Según destacan desde la organización, el evento trasciende el formato habitual de concierto para convertirse en una muestra de transmisión cultural y compromiso con este instrumento. “No pretende ser únicamente una actuación musical, sino también una expresión de la afición y la conexión entre el pasado y el presente”, señalan.
Arranque con tono festivo
El repertorio arrancará con las piezas Las biribilketas Ibarzabal y Erandio Goikoa, que abrirán la velada con un tono festivo. A continuación, el programa incluirá el Minueto Brakaman del compositor donostiarra Raimundo Sarriegui, una obra que refleja la evolución de esta danza desde sus orígenes rurales en Francia hasta su consolidación en los entornos cortesanos europeos durante el Barroco. Su adaptación al contexto vasco y posterior denominación, atribuida a José Ignacio Ansorena, sitúan la pieza dentro de la tradición local.
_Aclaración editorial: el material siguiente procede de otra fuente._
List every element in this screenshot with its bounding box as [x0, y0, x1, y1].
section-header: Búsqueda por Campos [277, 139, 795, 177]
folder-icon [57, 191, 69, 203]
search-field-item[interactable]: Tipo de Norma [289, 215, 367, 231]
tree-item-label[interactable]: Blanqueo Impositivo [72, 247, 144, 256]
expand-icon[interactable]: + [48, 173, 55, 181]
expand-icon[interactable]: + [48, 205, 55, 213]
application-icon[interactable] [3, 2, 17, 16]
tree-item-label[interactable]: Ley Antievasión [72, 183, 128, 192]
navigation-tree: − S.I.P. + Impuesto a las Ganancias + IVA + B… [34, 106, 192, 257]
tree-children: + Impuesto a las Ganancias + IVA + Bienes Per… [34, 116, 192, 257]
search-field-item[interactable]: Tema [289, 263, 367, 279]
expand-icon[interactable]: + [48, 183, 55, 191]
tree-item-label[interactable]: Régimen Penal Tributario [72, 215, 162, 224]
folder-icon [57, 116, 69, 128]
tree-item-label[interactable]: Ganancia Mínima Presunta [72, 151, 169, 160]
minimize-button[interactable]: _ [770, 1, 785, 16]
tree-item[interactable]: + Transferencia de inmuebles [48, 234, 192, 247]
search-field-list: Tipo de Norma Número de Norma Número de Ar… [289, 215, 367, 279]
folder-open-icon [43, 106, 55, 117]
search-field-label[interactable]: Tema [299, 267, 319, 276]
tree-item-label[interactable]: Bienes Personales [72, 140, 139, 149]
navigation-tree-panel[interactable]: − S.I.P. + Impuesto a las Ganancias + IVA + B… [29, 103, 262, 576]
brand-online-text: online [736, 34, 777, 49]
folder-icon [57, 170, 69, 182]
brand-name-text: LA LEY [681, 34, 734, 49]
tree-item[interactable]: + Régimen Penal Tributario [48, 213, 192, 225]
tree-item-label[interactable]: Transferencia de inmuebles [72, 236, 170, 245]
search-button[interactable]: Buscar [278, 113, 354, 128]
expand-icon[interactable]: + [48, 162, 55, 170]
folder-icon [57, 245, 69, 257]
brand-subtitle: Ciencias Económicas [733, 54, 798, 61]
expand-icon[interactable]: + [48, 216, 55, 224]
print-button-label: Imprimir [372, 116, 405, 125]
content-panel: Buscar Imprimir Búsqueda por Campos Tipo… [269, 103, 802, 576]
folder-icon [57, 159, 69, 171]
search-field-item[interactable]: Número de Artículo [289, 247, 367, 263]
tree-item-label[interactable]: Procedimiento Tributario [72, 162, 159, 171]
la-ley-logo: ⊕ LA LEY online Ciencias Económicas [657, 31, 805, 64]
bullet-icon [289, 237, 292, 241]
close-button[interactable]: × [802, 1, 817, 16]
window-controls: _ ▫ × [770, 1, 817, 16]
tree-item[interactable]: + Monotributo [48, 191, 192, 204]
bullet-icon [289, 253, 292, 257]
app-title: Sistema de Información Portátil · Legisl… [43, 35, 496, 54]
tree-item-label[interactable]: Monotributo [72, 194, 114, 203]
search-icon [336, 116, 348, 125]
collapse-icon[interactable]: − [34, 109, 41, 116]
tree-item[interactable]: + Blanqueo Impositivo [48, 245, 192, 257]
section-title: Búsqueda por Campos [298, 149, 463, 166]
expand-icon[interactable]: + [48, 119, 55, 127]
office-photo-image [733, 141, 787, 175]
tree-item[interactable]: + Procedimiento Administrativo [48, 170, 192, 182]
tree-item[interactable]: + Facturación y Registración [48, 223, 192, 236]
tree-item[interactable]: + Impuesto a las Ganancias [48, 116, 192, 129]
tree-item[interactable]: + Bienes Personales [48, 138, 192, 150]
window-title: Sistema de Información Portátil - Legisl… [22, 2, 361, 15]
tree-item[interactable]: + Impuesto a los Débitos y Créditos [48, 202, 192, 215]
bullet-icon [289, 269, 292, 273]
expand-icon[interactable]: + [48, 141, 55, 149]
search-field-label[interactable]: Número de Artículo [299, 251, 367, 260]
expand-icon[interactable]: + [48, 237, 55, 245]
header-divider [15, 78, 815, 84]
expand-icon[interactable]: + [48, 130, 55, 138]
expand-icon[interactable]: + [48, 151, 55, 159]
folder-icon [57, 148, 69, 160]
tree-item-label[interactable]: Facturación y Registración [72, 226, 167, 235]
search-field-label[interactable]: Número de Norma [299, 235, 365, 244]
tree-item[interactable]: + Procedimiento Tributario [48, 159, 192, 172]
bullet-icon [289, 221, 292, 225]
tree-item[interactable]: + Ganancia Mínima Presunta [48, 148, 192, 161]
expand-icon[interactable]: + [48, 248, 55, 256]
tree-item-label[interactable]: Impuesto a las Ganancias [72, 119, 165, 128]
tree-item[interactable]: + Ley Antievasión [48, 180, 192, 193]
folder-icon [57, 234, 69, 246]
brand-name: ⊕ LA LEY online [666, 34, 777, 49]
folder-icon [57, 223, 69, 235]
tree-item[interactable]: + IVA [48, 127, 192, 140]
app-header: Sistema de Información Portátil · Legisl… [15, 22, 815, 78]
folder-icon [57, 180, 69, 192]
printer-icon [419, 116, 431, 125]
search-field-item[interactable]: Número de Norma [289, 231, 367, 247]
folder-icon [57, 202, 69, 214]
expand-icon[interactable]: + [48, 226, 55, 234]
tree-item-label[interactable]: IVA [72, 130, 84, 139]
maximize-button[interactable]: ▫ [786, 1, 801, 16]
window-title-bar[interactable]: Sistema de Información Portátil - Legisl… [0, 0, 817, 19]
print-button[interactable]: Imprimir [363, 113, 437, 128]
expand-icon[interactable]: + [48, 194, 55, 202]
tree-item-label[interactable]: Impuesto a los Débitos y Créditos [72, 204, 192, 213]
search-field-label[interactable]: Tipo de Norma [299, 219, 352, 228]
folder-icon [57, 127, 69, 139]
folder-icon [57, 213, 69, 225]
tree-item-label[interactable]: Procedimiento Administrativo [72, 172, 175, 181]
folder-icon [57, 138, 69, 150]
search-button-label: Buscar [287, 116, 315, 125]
El concierto continuará con Abendua, del músico Demetrio Iriarte, una alborada estructurada en cuatro partes que combina distintos ritmos tradicionales como el zortziko, el fandango y el arin-arin, culminando en una biribilketa. La obra, premiada en 1975, destaca por su riqueza rítmica y su carácter dinámico.
Segunda parte
La segunda parte del programa incluirá Aintzinako aire berriak, adaptación de composiciones de Jean Noël Marchand, reinterpretadas para conjunto de txistus por Ansorena, en un ejercicio de integración entre músicas de distintos contextos. A continuación, se interpretará Pazkoetan den alegerena, basada en una danza tradicional de Urdiain (Navarra), cuya armonización refuerza el diálogo instrumental y su dimensión escénica.
El repertorio incorporará también la rapsodia Ametsa, construida a partir de melodías de Eduardo Ezeizabarrena, cuyas composiciones, originalmente concebidas para piano, evocan una marcada nostalgia por el paisaje y la identidad vasca.
Recta final con una selección de danzas
En la recta final, el grupo interpretará el Fandango y el Arin-arin de Isidro Ansorena, piezas estrechamente vinculadas a la toponimia de Hernani. El concierto concluirá con una selección de danzas tradicionales de Rioja Alavesa, que, aunque históricamente se interpretaban con dulzaina, han sido incorporadas al repertorio del txistu.
La actuación pone en valor la diversidad y riqueza de la música tradicional vasca, combinando obras originales y adaptaciones, y refuerza el papel del txistu como instrumento clave en la transmisión generacional y la preservación del patrimonio cultural.